The day started with Ravichandran Ashwin continuing his good showings to pick up the second wicket of South Africa. Then Mohammed Shami got into the action as he smashed the stumps of Temba Bavuma and South Africa soon started to crawl after losing three wickets in the first half-hour. But it was just the beginning as he went on to dismiss Faf du Plessis, Quinton de Kock and Dane Peidt. He became only the second Indian bowler to dismiss four batsmen in a single Test innings by knocking over their stumps. Jasprit Bumrah was the first one to achieve this feat in West Indies last month.
He finally finished things off by picking up the final Proteas wicket. Kagiso Rabada became the final and fifth prey of Shami and South Africans were wrapped up for 191. This helped India take 1-0- lead in the ongoing Test series. While asked about the same after the match, Shami shared his strategy. He said, “It’s difficult to bowl on such a wicket because it was getting slower. So the plan was to bowl at the stumps. Jaddu and Ash bowled well. We knew variable bounce and reverse swing would help us in the second innings. So we tried to attack the stumps. It was important to get the top batters out as early as possible,” Shami said after the match.

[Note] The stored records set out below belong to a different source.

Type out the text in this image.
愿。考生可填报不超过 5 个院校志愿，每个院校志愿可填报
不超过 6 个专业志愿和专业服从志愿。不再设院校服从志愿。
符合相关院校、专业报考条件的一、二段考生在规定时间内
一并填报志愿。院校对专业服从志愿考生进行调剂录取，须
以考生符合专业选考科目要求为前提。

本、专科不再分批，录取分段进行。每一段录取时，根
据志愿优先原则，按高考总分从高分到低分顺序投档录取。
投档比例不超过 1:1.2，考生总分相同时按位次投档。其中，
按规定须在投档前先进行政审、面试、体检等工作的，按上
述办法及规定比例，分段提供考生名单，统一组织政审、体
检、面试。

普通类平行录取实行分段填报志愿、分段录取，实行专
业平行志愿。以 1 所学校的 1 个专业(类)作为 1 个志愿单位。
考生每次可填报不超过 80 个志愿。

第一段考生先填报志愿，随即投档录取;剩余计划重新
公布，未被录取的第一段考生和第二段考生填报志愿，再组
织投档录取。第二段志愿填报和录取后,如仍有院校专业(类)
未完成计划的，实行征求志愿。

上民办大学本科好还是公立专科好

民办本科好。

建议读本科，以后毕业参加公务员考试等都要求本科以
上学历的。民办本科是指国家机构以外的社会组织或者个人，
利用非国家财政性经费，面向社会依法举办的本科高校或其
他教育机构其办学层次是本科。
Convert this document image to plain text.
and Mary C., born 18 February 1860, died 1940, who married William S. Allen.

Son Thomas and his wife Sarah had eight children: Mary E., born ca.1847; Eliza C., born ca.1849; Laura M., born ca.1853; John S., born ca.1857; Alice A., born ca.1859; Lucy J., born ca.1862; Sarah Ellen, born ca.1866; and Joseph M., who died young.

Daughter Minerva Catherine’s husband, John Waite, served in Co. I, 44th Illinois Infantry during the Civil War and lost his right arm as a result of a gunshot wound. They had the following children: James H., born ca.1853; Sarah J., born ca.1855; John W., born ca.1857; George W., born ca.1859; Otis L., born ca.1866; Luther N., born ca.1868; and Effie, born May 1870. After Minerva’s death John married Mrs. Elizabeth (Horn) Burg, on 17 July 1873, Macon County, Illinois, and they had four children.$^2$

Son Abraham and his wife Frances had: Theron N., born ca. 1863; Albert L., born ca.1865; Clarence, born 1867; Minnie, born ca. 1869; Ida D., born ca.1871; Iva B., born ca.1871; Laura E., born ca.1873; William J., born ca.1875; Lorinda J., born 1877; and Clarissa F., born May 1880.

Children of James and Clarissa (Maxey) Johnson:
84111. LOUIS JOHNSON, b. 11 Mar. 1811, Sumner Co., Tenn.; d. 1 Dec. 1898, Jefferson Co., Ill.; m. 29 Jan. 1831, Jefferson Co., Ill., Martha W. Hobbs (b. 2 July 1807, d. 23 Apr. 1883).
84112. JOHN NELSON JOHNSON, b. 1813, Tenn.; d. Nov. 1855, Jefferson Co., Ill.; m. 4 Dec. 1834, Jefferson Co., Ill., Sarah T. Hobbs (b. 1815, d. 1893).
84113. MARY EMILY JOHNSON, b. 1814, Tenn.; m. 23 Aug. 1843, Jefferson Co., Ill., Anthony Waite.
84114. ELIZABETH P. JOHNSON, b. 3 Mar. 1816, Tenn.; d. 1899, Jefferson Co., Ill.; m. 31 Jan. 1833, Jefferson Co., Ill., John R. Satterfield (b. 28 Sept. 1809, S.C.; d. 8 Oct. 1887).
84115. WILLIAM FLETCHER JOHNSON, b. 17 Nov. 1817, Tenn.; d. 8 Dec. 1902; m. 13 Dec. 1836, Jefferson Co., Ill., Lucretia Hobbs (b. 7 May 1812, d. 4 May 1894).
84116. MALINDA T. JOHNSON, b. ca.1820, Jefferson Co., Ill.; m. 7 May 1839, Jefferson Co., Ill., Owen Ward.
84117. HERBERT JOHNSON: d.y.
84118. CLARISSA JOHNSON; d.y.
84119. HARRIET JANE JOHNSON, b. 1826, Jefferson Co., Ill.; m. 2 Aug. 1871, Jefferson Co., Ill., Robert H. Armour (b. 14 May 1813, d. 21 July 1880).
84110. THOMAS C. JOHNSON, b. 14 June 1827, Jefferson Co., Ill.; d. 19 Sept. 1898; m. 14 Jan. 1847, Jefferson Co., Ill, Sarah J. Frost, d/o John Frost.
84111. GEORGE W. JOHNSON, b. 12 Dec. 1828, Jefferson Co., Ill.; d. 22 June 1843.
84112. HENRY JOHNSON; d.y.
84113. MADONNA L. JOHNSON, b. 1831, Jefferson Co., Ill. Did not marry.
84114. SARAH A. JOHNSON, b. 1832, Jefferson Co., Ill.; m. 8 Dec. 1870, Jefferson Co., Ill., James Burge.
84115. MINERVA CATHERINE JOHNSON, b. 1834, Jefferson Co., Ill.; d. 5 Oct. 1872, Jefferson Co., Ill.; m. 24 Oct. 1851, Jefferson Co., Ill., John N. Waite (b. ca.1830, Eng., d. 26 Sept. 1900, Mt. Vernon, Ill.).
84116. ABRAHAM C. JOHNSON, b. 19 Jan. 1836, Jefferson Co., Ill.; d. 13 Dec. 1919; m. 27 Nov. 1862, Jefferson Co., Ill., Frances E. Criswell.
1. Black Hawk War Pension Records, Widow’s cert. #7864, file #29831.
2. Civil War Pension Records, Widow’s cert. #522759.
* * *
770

Shami became only the fifth Indian pacer to pick up a five-wicket haul in the fourth innings of a Test match at home. He delivered an outstanding spell where he conceded just 35 runs in his 10.5 overs that included two maidens. The unique feat was first achieved by the left-arm pacer Karsan Ghavri in Mumbai against England in 1977. This was followed by former skipper Kapil Dev and Madal Lal who replicated the same feat against the same opponent at the same venue in 1981. Javagal Srinath was the last speedster to register this record against South Africa in Ahmedabad in 1996.